What makes a healthy relationship?

  • Mutual respect. Do you respect each other? Do you listen and understand each others point of view? Do they know the real you and you know the real them? Can you be yourself or do you have to act like someone else.  Mutual respect is a sign of a healthy relationship.
  • Trust. You are talking to a guy, laughing and joking when your partner walks by.  Do they act jealous and ask you if you are sleeping with each other/seeing each other behind his back, or do they say hi and join in the conversation, completely trusting you.  If there is trust between the two of you this is a sign of a healthy relationship.
  • Honesty. This goes hand in hand with trust.  If you do not or cannot tell the truth then you cannot expect your partner to trust you.  Most people know when another person is lying, even if not straight away.  Are you open with what you are doing or who you are with or do you feel you have to cover this up from your partner.  Do you feel they know you are lying but you justify it because you feel your partner will be upset with you? If you cannot be honest this is a sign of an unhealthy relationship
  • Support. In the good times and the bad.  Some people thrive on drama and are great when the going gets tough, but forget to be supportive in every day life when you need that extra encouragement to finally sign up for that college course you ve always wanted to do or take a part in a local play.  Offering support to you consistently is a sign of a healthy relationship.

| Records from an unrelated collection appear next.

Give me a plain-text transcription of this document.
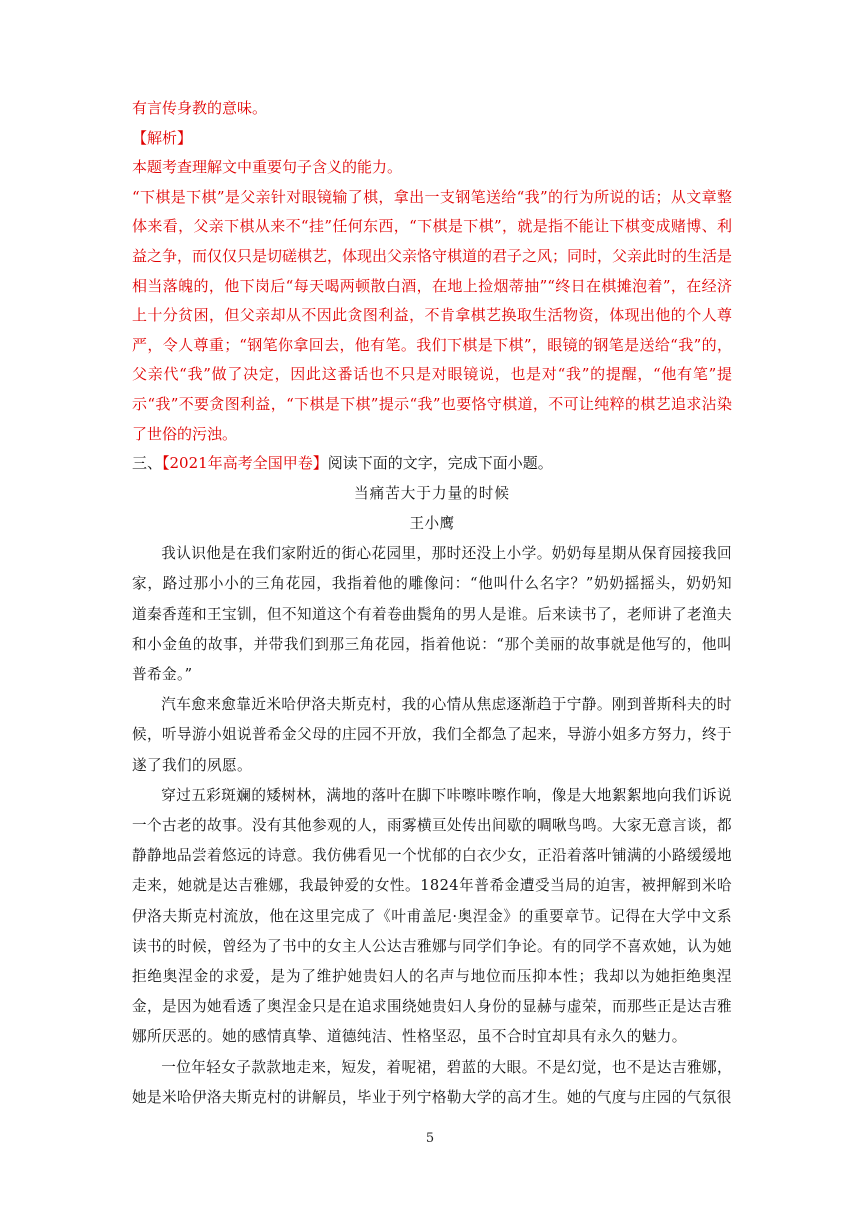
有言传身教的意味。

【解析】

本题考查理解文中重要句子含义的能力。

“下棋是下棋”是父亲针对眼镜输了棋，拿出一支钢笔送给“我”的行为所说的话；从文章整体来看，父亲下棋从来不“挂”任何东西，“下棋是下棋”，就是指不能让下棋变成赌博、利益之争，而仅仅只是切磋棋艺，体现出父亲恪守棋道的君子之风；同时，父亲此时的生活是相当落魄的，他下岗后“每天喝两顿散白酒，在地上捡烟蒂抽”“终日在棋摊泡着”，在经济上十分贫困，但父亲却从不因此贪图利益，不肯拿棋艺换取生活物资，体现出他的个人尊严，令人尊重；“钢笔你拿回去，他有笔。我们下棋是下棋”，眼镜的钢笔是送给“我”的，父亲代“我”做了决定，因此这番话也不只是对眼镜说，也是对“我”的提醒，“他有笔”提示“我”不要贪图利益，“下棋是下棋”提示“我”也要恪守棋道，不可让纯粹的棋艺追求沾染了世俗的污浊。

三、【2021年高考全国甲卷】阅读下面的文字，完成下面小题。

当痛苦大于力量的时候

王小鹰

我认识他是在我们家附近的街心花园里，那时还没上小学。奶奶每星期从保育园接我回家，路过那小小的三角花园，我指着他的雕像问：“他叫什么名字？”奶奶摇摇头，奶奶知道秦香莲和王宝钏，但不知道这个有着卷曲鬓角的男人是谁。后来读书了，老师讲了老渔夫和小金鱼的故事，并带我们到那三角花园，指着他说：“那个美丽的故事就是他写的，他叫普希金。”

汽车愈来愈靠近米哈伊洛夫斯克村，我的心情从焦虑逐渐趋于宁静。刚到普斯科夫的时候，听导游小姐说普希金父母的庄园不开放，我们全都急了起来，导游小姐多方努力，终于遂了我们的夙愿。

穿过五彩斑斓的矮树林，满地的落叶在脚下咔嚓咔嚓作响，像是大地絮絮地向我们诉说一个古老的故事。没有其他参观的人，雨雾横亘处传出间歇的啁啾鸟鸣。大家无意言谈，都静静地品尝着悠远的诗意。我仿佛看见一个忧郁的白衣少女，正沿着落叶铺满的小路缓缓地走来，她就是达吉雅娜，我最钟爱的女性。1824年普希金遭受当局的迫害，被押解到米哈伊洛夫斯克村流放，他在这里完成了《叶甫盖尼·奥涅金》的重要章节。记得在大学中文系读书的时候，曾经为了书中的女主人公达吉雅娜与同学们争论。有的同学不喜欢她，认为她拒绝奥涅金的求爱，是为了维护她贵妇人的名声与地位而压抑本性；我却以为她拒绝奥涅金，是因为她看透了奥涅金只是在追求围绕她贵妇人身份的显赫与虚荣，而那些正是达吉雅娜所厌恶的。她的感情真挚、道德纯洁、性格坚忍，虽不合时宜却具有永久的魅力。

一位年轻女子款款地走来，短发，着呢裙，碧蓝的大眼。不是幻觉，也不是达吉雅娜，她是米哈伊洛夫斯克村的讲解员，毕业于列宁格勒大学的高才生。她的气度与庄园的气氛很

5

  • Fairness/equality. Give and take.  Do you spend as much time hanging out with his mates as you do your own, do you take turns in choosing which movie you are seeing at the cinema, or who will be making tea.  If a power struggle starts and one of you are constantly trying to get your own way then this is not fair, nor is it equal and this is a sign of an unhealthy relationship.
  • Separate identities. In a healthy relationship, everyone needs to make compromises. But that doesn’t mean you should feel like you’re losing out on being yourself. When you started going out, you both had your own lives (families, friends, interests, hobbies, etc.) and that shouldn’t change. Neither of you should have to pretend to like something you don’t, or give up seeing your friends, or drop out of activities you love. And you also should feel free to keep developing new talents or interests, making new friends, and moving forward.
  • Good communication. Women are from Venus, Men are from Mars.  You’ve probably heard lots of stuff about how men and women don’t seem to speak the same language. If something is wrong and your partner asks you, stay calm and speak to them about what is upsetting you.  There is no use in bottling up your emotions and feelings as it achieves nothing.  If you are not ready to speak, tell them you would like a little space, but you will discuss it with them shortly.  The right person for you will allow you this time to gather your thoughts and emotions.  If you can communicate effectively this is a sign of a healthy relationship.

By now you should understand what is seen as a positive, healthy relationship.  If you believe you are in one of these then a big ‘hi 5’ to the both of you and long may your happiness continue.  If you have read this and feel you may be stuck in an unhealthy relationship maybe it is time to consider if the relationship is worth taking forward.  Should you have found yourself in an abusive relationship where your partner is controlling or you have been groomed into things you are in a loving, healthy relationship, then you need to get out of it and quick.  Stay strong, find local professionals to help you and you will be ok.  Nothing in life can survive if it is toxic.